Ninguém sabe com quem está falando

                            Por Roberto da Matta 
        As passeatas testam de modo intenso onde estão estão os limites. Elas também desnudam a falta de interlocução entre as forças sociais que o próprio exercício da democracia liberal libertou entre nós. 

          Que o leitor me desculpe a autorreferência, mas para quem caracterizou o sistema brasileiro como dependente de uma dimensão hierárquica (a realidade do mais ou menos) que obriga em saber quem manda ou quem é dono — o famoso, mas pouco avaliado, “Você sabe com quem está falando?” — o mal-estar que nos assola tem tudo a ver com uma ausência de limites relacionada a uma forte presença da igualdade e a ausência significativa, típica do lulopetismo, de alguém capaz de ancorar responsavelmente a cena política.

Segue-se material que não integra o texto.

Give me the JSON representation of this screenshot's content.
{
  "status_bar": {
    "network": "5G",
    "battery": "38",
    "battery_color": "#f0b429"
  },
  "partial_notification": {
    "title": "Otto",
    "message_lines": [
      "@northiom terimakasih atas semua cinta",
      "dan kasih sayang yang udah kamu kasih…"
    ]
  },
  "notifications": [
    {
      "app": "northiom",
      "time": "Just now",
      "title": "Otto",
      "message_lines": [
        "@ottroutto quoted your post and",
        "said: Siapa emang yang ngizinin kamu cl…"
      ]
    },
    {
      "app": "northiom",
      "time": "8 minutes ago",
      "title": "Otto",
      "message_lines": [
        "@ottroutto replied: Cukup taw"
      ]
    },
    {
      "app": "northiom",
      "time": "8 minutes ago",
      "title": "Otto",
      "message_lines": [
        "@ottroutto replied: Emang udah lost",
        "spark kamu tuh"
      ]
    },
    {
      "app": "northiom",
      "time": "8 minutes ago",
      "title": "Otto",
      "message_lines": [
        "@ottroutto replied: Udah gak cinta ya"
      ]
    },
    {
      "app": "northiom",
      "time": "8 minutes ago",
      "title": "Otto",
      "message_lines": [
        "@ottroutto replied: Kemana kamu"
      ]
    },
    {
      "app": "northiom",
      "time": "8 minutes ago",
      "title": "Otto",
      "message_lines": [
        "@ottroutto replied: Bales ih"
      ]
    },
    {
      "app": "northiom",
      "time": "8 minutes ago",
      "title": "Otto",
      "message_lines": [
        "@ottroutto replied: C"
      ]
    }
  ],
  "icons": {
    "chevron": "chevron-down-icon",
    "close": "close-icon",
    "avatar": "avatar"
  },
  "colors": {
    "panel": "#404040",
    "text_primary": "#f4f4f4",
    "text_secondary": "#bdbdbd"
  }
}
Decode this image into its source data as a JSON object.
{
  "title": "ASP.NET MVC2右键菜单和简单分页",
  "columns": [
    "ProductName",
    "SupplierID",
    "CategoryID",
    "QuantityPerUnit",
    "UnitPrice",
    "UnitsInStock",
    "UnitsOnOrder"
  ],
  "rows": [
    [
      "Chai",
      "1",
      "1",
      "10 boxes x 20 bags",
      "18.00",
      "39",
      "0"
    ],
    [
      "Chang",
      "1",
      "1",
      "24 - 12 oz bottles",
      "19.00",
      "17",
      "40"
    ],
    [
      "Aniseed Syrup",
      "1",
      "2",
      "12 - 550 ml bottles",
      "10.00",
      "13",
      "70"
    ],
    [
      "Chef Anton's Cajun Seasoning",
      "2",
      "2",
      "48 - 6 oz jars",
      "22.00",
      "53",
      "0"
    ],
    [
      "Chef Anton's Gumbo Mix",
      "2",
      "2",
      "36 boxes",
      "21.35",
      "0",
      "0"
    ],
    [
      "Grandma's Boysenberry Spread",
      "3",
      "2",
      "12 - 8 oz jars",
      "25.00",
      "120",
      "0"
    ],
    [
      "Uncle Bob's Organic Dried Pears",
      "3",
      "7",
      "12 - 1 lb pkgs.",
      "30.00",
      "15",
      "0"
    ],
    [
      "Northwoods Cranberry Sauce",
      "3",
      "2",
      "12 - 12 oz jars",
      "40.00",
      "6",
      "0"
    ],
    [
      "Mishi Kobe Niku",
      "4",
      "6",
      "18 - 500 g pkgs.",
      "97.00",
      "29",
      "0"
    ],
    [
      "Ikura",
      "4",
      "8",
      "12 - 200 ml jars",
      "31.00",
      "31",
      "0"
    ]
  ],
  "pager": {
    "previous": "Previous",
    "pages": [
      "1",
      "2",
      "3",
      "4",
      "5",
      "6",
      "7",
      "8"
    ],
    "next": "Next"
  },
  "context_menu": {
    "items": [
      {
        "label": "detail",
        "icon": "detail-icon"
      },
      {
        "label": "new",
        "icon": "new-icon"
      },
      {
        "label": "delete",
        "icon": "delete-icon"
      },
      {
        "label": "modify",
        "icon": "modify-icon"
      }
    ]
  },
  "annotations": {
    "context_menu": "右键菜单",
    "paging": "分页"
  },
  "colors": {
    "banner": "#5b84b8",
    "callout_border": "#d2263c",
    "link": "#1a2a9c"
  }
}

          A velha oposição entre direita e esquerda que sempre ajudou a montar a nossa cosmopolítica dividindo o mundo entre mal e bem, burgueses vendidos e nós, esboroou-se com as manifestações que trouxeram ao palco uma multidão de reivindicações, a maioria pedindo o final de dois pesos e medidas, de uma ética de condescendência típica das posições lulistas e messiânicas.

          Fincadas na liberdade e exigindo igualdade, as passeatas inauguraram um escandaloso “ninguém sabe com quem está falando!” Deste modo, o mandamento central da nossa cartilha política sumiu depois das reações da presidente, cujo resultado criou novos confrontos. Mas o clímax desta ausência de limites foi a entrevista à “Folha de S.Paulo”, na qual se lê que Dilma e Lula são “indissociáveis”. Formam, como eu insinuei nesta coluna faz tempo, um perfeito ato de ventriloquia. Agora ninguém sabe mais se está falando com o ventríloquo ou com o boneco.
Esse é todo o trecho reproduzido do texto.